В два ночи санитара "на глазах" сменил Руся, и попрощавшись - до встречи со своей любимой Большой Медведицей на южном черном небе, Мезень пошел отбиваться спать. Нельзя ведь сутки без сна. Но сон не шел. Какое-то странное возбуждение витало в воздухе. Периодически укры крыли минометами, более внятно ухала "стволка", наша сторона отвечала, так же лениво - но это давно не мешало спать, спать мешало общее, да и личное санитарское предчуствие. Что-то намечалось резкое, горячее, острое. Встал, заварил двойной доширак, дополнил несколькими колечками сырокопченой гуманитарной колбасы. После трапезы немного попустил нервяк и удалось уснуть. Часов полпятого - пинок в подошву. В ситуациях возможного резкого изменения обстановки Мезень спал в обуви, лишь расшнуровав ботинки, чтобы ноги немного отдыхали. Продрал глаза - Змей стоит и еще кто-то с ним.
- Мезень, подъем, тебя со штурмами, похоже вперед. Через 5 малых тебя ждут у бункера Бугра.
Сон, и без того такой короткий, как рукой сняло. Тело проснулось, а голова еще ватная. Так. Собрался! Мезень потряс головой, выпил воды, плеснул немного на ладонь, растер по давно не мытому лицу. Оживший от воды сухой пот защипал глаза. Идти полторы минуты. Надел броню, каску, зачем-то открыл и тупо заглянул в санитарский рюкзак, закрыл. Снял с зарядки фонарики, закинул, и один на броню. Сигарет набил пачек пять - во все карманы и в поясную сумку. Если бы брал "Тэшку" - отвратительные сигареты, которые выдавали в любых количествах на складе у Рыжего старшины, то хватило бы и двух пачек. А вот гуманитарный московский Кэмел курился особенно хорошо и вкусно. Его все любили - да и вокруг одни стрелки, стрелковая ж рота.
Автомат из угла, дослал патрон, на предохранитель. Документы, телефон - все свое носил с собой, хоть многие и не советовали. Было некое суеверие - если сдал документы перед выходом на позиции, то, вроде как в один конец пойдешь. Суеверие, конечно. Но, все же - как москвич из девяностых, он привык паспорт всегда держать при себе.
Посмотрел на часы - как действие, чтобы занять глаза и руки, а не как интерес к тому, сколько же, и вправду, сейчас времени? Это было не важно.
- Змей, а где Руся?
- Его еще час назад в ту же сторону, по поручениям и по координации, к нашим штабным.

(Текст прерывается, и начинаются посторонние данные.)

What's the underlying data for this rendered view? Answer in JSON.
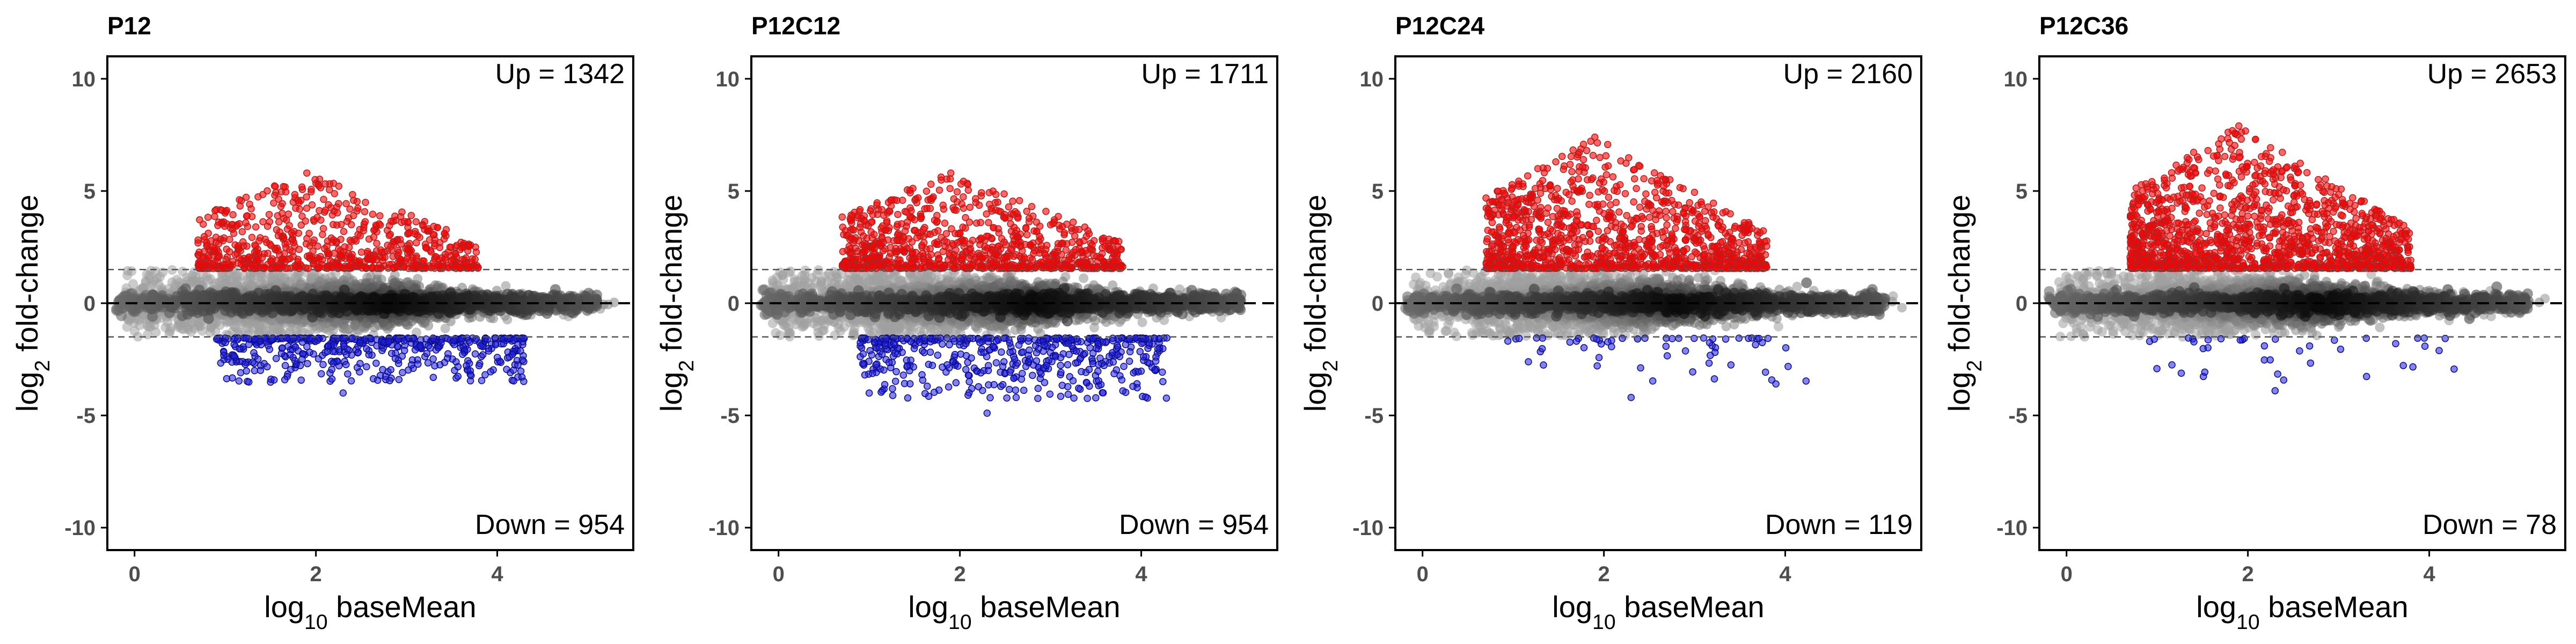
{
  "colors": {
    "up": "#ff0000",
    "up_outline": "#b22222",
    "down": "#1f1fe0",
    "down_outline": "#0d0d8c",
    "ns_dark": "#111111",
    "ns_light": "#9a9a9a",
    "axis": "#000000",
    "tick_text": "#4d4d4d",
    "threshold": "#555555"
  },
  "chart_data": [
    {
      "type": "scatter",
      "title": "P12",
      "xlabel_prefix": "log",
      "xlabel_sub": "10",
      "xlabel_suffix": " baseMean",
      "ylabel_prefix": "log",
      "ylabel_sub": "2",
      "ylabel_suffix": " fold-change",
      "xlim": [
        -0.3,
        5.5
      ],
      "ylim": [
        -11,
        11
      ],
      "xticks": [
        0,
        2,
        4
      ],
      "yticks": [
        -10,
        -5,
        0,
        5,
        10
      ],
      "thresholds": [
        1.5,
        -1.5
      ],
      "up_label": "Up = 1342",
      "down_label": "Down = 954",
      "up_count": 1342,
      "down_count": 954,
      "max_up_y": 5.8,
      "min_down_y": -4.0,
      "grid": false
    },
    {
      "type": "scatter",
      "title": "P12C12",
      "xlabel_prefix": "log",
      "xlabel_sub": "10",
      "xlabel_suffix": " baseMean",
      "ylabel_prefix": "log",
      "ylabel_sub": "2",
      "ylabel_suffix": " fold-change",
      "xlim": [
        -0.3,
        5.5
      ],
      "ylim": [
        -11,
        11
      ],
      "xticks": [
        0,
        2,
        4
      ],
      "yticks": [
        -10,
        -5,
        0,
        5,
        10
      ],
      "thresholds": [
        1.5,
        -1.5
      ],
      "up_label": "Up = 1711",
      "down_label": "Down = 954",
      "up_count": 1711,
      "down_count": 954,
      "max_up_y": 5.8,
      "min_down_y": -4.9,
      "grid": false
    },
    {
      "type": "scatter",
      "title": "P12C24",
      "xlabel_prefix": "log",
      "xlabel_sub": "10",
      "xlabel_suffix": " baseMean",
      "ylabel_prefix": "log",
      "ylabel_sub": "2",
      "ylabel_suffix": " fold-change",
      "xlim": [
        -0.3,
        5.5
      ],
      "ylim": [
        -11,
        11
      ],
      "xticks": [
        0,
        2,
        4
      ],
      "yticks": [
        -10,
        -5,
        0,
        5,
        10
      ],
      "thresholds": [
        1.5,
        -1.5
      ],
      "up_label": "Up = 2160",
      "down_label": "Down = 119",
      "up_count": 2160,
      "down_count": 119,
      "max_up_y": 7.4,
      "min_down_y": -4.2,
      "grid": false
    },
    {
      "type": "scatter",
      "title": "P12C36",
      "xlabel_prefix": "log",
      "xlabel_sub": "10",
      "xlabel_suffix": " baseMean",
      "ylabel_prefix": "log",
      "ylabel_sub": "2",
      "ylabel_suffix": " fold-change",
      "xlim": [
        -0.3,
        5.5
      ],
      "ylim": [
        -11,
        11
      ],
      "xticks": [
        0,
        2,
        4
      ],
      "yticks": [
        -10,
        -5,
        0,
        5,
        10
      ],
      "thresholds": [
        1.5,
        -1.5
      ],
      "up_label": "Up = 2653",
      "down_label": "Down = 78",
      "up_count": 2653,
      "down_count": 78,
      "max_up_y": 7.9,
      "min_down_y": -3.9,
      "grid": false
    }
  ]
}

- Ага. Ты один что ли здесь остаешься?
- Да.
- Чот стремно одному-то, не?
- Да хер они пройдут!
Змей с решительным видом выставил пулемет на середину бункера. Всем видом представляя из себя полную и окончательную готовность для начала расстрелять хотя бы пару из стоящих рядом коробов с лентами. А там - как пойдет. Может ствол менять, может позицию, а может и костюм - на цинковый мундир.
Пожелали, как можно более оптимистично друг-другу хорошего дня.
Вышел из бункера. Постоял, помолчал. И двинул - туда же, куда и штурмы. Вправо по окопу. Уже было почти светло, легкий туман. Шел сосредоточенно, с молитвой внутри, с обращением ко всем Высшим, к предкам и потомкам. У бункера Бугра уже собралось несколько человек, во главе с Котом - с этой группой санитар должен был идти в назначенную точку. Кот был очень напряжен - Мезень не часто его видал до этого, не близко знакомы, чтобы различать состояния, но напряжение было в нем самом и вокруг. Это потом санитар уже узнает, узнает и увидит воочию - некоторые люди чувствуют близкую смерть. На них нападает необъяснимая тревога и возбуждение. И человек не понимает - что с ним, почему трясет, и не может думать цельно. Это чуйка. Человек уже почти там - где нет болезни, нужды и воздыхания. Но еще - здесь, где всего этого в избытке.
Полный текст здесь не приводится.